Deixando Tavira para trás, chegámos à próxima cache do plano, ARROIO’s Park. Bem, eu não criaria aqui uma cache. Diz que é um parque de merendas. Talvez seja, mesmo que tenha dificuldade em compreender quem ali vá fazer um piquenique. Os locais certamente encontrarão 1001 pontos mais aliciantes, e os viajantes que poderiam precisar de parar nesta espécie de área de descanso da E125 dificilmente se aperceberão da sua existência. Mas se o sítio foi quase tão decepcionante como o primeiro do dia, o contentor valeu a visita.

Antes do prato forte do dia, uma paragem no Auditório Municipal de Olhão. Já tinha aqui vindo encontrar uma, creio que no ano passado, cache essa que obviamente terá sido arquivada. O que me fez pensar sobre estas coisas: a precariedade com que demasiados indivíduos entram no Geocaching, largam umas quantas caches, aborrecem-se, abandonam-as ou arquivam-as… num ciclo que começa a aborrecer. Há locais onde já fui três vezes para encontrar contentores mais ou menos no mesmo sítio. E, compreendendo que nada me obriga a lá ir, não posso deixar de ter um pensamento negativo para esta situação. Quanto à caixinha em questão, bem escondida, deu bastante trabalho, mas acabou por ser apanhada, apesar de alguma actividade “muggle”, com alguns deles demasiado interessados no que ali se passava.

Estávamos agora algo adiantados para o encontro no porto de Olhão. Deu tempo para comer uma sandes mista, bem aviada, e para beber uma lata de Coca-Cola, fresquinha como se exige, na esplanada do Clube Náutico, com vista para as embarcações ali baseadas. E então, com calma, fomos até ao nosso barco, esperar pelos meus “sogros”. Chegados estes, levou ainda um bom tempo até que a embarcação pudesse navegar… marinheiros principiantes, a precisar de rodagem. Mas a espera valeu bem a pena. A água da ria estava como o dia: serena, ideal para o passeio… e com a maré bem cheia ganhavam uma grandiosidade adicional.

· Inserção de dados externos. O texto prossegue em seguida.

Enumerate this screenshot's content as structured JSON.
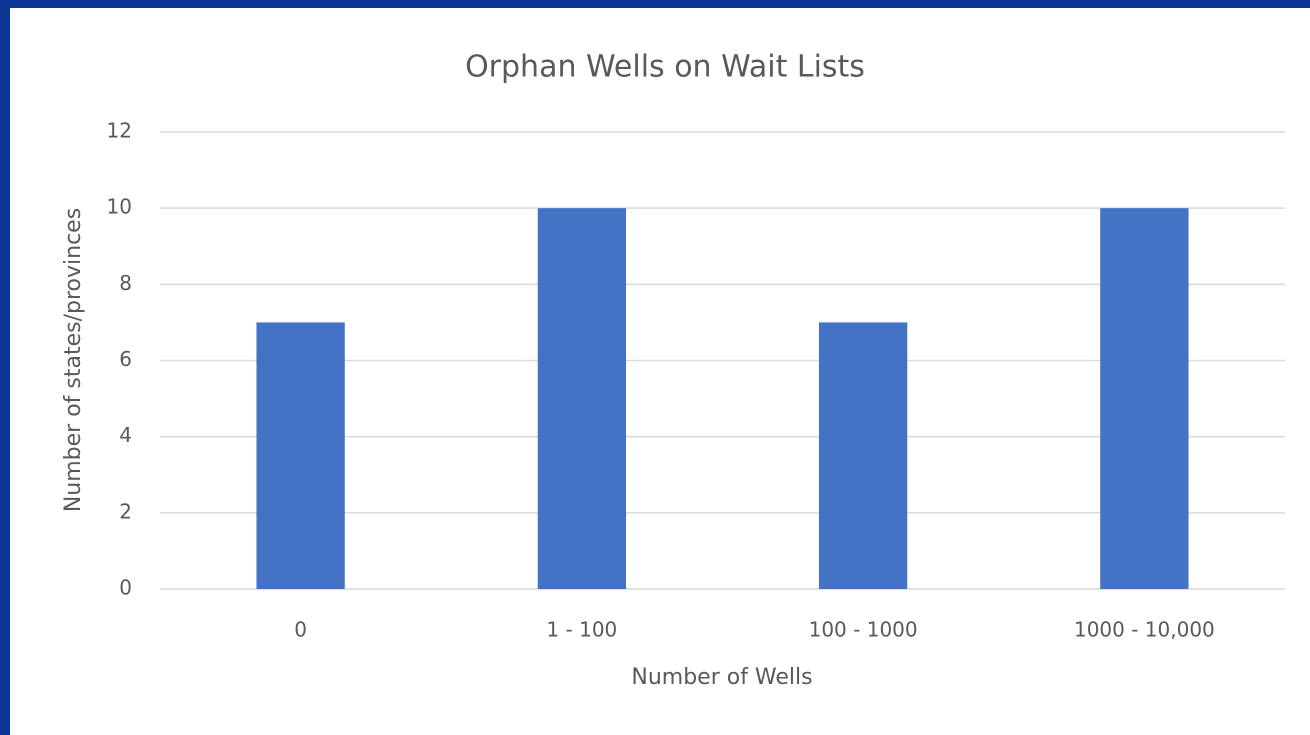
{
  "chart_data": {
    "type": "bar",
    "title": "Orphan Wells on Wait Lists",
    "x_label": "Number of Wells",
    "y_label": "Number of states/provinces",
    "categories": [
      "0",
      "1 - 100",
      "100 - 1000",
      "1000 - 10,000"
    ],
    "values": [
      7,
      10,
      7,
      10
    ],
    "color": "#4472c4",
    "ylim": [
      0,
      12
    ],
    "yticks": [
      0,
      2,
      4,
      6,
      8,
      10,
      12
    ],
    "grid": true
  }
}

Chegar ao ponto zero da Passeio pela Ria Formosa foi das coisas mais fáceis da minha vida de Geocacher. Afinal, foi a concretização de um velho sonho, o de poder percorrer as distâncias em linha recta, como os pássaros… só que à superfície da água. Chegados ao local ainda foi preciso olhar e tornar a olhar até detectar a caixinha, e acabou por ser o “sogro”, que já antes tinha dado provas de uma vocação reprimida, a avistá-la. Divertido.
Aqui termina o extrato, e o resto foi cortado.